Hot Snow-Eastern Ladakh Heats Up As Chinese Provocations Continue

Courtesy: Twitter | Damien Symon

New Delhi- Days after a propaganda video emerged showing Chinese troops celebrating New Year in what they called Galwan Valley, satellite imagery now shows a new bridge being built by the Chinese to link both banks of Pangong Lake, another flashpoint in eastern Ladakh.

Interestingly Galwan propaganda video circulated by official Chinese media was in contrast to Indian media's reports on January 1 of troops of the two countries exchanging sweets and greetings on New Year at several locations along the Line of Actual Control (LAC).

The latest satellite images suggest China building a bridge to connect the north and south banks of the Pangong Tso lake in eastern Ladakh for the faster movement of its troops in the sector.

The banks of Pangong Tso besides Galwan valley were the most tense standoff point between the Indian and Chinese armies in Ladakh for nine months in 2020. The sector had seen hand-to-hand clashes between the troops from the two sides and had also seen the first incident of firing at the LAC in 45 years.

Two days after images of Chinese activity in Ladakh surfaced, the Ministry of External Affairs (MEA) on Thursday said India was closely monitoring Chinese activity. However it said the bridge is being constructed in areas that have been under Chinese illegal occupation for around 60 years.

“Regarding reports of a bridge being made by China on Pangong Lake, GoI monitoring this closely. This bridge is being constructed in areas that have been under illegal occupation by China for around 60 years,” MEA official spokesperson Arindam Bagchi said, according to ANI.

The MEA official spokesperson said the Indian government is taking all necessary steps to ensure “our security interests” are fully protected.

Many in the Indian establishment see Chinese Galwan video and now satellite images of new construction activity as part of Beijing’s psychological warfare. Interestingly, the latest Chinese provocation came days after Beijing came up with its own names for over a dozen places in Arunachal Pradesh.

It is noteworthy that this is the second straight winter when India and China have deployed their troops at the front lines in the freezing Ladakh sector.

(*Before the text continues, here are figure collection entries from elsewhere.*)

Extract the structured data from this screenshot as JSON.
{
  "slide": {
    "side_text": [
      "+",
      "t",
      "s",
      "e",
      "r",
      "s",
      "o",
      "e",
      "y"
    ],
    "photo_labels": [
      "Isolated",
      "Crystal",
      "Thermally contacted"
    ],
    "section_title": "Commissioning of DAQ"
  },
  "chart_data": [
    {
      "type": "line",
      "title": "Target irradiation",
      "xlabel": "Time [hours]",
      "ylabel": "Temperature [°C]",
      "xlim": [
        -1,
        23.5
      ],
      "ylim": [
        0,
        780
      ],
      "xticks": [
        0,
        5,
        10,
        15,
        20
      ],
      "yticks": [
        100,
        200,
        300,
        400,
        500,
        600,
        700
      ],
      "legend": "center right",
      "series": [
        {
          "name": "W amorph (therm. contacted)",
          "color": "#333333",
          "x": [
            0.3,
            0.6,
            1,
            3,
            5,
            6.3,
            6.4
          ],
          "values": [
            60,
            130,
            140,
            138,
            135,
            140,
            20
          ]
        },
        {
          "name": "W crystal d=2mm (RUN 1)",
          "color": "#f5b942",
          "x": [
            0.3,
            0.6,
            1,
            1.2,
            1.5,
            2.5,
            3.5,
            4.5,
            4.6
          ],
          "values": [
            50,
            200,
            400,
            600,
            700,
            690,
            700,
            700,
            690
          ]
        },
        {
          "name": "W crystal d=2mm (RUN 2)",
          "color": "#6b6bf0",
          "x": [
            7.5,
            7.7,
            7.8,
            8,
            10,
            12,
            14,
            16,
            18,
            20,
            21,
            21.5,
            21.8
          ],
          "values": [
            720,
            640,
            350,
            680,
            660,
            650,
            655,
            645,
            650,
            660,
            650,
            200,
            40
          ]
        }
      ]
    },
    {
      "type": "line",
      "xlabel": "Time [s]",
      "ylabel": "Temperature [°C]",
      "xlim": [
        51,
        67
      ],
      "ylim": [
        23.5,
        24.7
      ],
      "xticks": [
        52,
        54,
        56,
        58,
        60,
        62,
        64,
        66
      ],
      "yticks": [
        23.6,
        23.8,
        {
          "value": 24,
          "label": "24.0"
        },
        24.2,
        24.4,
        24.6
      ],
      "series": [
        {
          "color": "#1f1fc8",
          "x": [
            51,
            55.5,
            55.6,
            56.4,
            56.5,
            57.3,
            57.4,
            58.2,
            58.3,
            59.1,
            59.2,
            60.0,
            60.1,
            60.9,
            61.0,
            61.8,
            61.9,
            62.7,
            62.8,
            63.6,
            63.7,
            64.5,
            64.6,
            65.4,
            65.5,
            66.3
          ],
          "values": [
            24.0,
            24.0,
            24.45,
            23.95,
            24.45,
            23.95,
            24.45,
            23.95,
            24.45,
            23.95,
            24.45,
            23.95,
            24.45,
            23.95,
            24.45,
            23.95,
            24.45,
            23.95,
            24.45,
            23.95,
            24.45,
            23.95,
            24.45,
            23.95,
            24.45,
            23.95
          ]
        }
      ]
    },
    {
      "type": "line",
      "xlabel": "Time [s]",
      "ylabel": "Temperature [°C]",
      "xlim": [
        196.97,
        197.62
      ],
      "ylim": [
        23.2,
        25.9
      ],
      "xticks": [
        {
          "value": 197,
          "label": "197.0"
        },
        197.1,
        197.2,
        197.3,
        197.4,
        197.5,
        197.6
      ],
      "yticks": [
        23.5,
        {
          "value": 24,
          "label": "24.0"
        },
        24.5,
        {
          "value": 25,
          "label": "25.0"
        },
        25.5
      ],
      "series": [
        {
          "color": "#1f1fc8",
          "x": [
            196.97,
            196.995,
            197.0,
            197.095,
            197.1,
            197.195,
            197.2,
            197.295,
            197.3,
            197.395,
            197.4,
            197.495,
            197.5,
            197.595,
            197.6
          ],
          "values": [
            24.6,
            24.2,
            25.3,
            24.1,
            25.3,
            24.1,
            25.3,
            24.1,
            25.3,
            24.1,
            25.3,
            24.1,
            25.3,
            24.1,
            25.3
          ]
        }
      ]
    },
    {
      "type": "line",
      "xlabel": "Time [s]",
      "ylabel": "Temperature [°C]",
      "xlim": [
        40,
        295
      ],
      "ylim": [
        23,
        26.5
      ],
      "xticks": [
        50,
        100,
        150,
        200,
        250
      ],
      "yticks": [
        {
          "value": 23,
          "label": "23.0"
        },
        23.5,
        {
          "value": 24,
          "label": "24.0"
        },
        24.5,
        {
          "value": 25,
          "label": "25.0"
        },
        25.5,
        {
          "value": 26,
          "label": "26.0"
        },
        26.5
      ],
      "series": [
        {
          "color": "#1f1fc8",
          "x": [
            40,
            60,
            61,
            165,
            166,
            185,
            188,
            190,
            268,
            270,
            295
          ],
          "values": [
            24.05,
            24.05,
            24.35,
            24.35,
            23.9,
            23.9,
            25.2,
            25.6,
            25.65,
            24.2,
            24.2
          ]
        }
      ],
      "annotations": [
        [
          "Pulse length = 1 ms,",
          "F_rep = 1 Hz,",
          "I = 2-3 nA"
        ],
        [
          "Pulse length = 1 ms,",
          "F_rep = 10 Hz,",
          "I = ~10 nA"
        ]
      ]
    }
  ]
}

China is reportedly maintaining around 60,000 military personnel across the LAC in Eastern Ladakh during extreme winters for the first time in decades forcing India to deploy a similar number of troops there to preempt any Chinese 'misadventure'.

With military level talks for disengagement and de-escalation deadlocked chances of military escalation have only grown stronger. A statement issued by India after the last talks had noted “the Indian side...made constructive suggestions for resolving the remaining areas but the Chinese side was not agreeable and also could not provide any forward-looking proposals”.

These tactics adopted by China, coupled with mounting evidence of the People’s Liberation Army (PLA) beefing up infrastructure, roads, bridges, helipads, dual-use airports and missile and air defence positions on its side in Ladakh sector, has forced the Indian security establishment to conclude that the Chinese side is not serious about the negotiations. And in absence of negotiations and continued Chinese provocations the situation in eastern Ladakh is only getting dicey.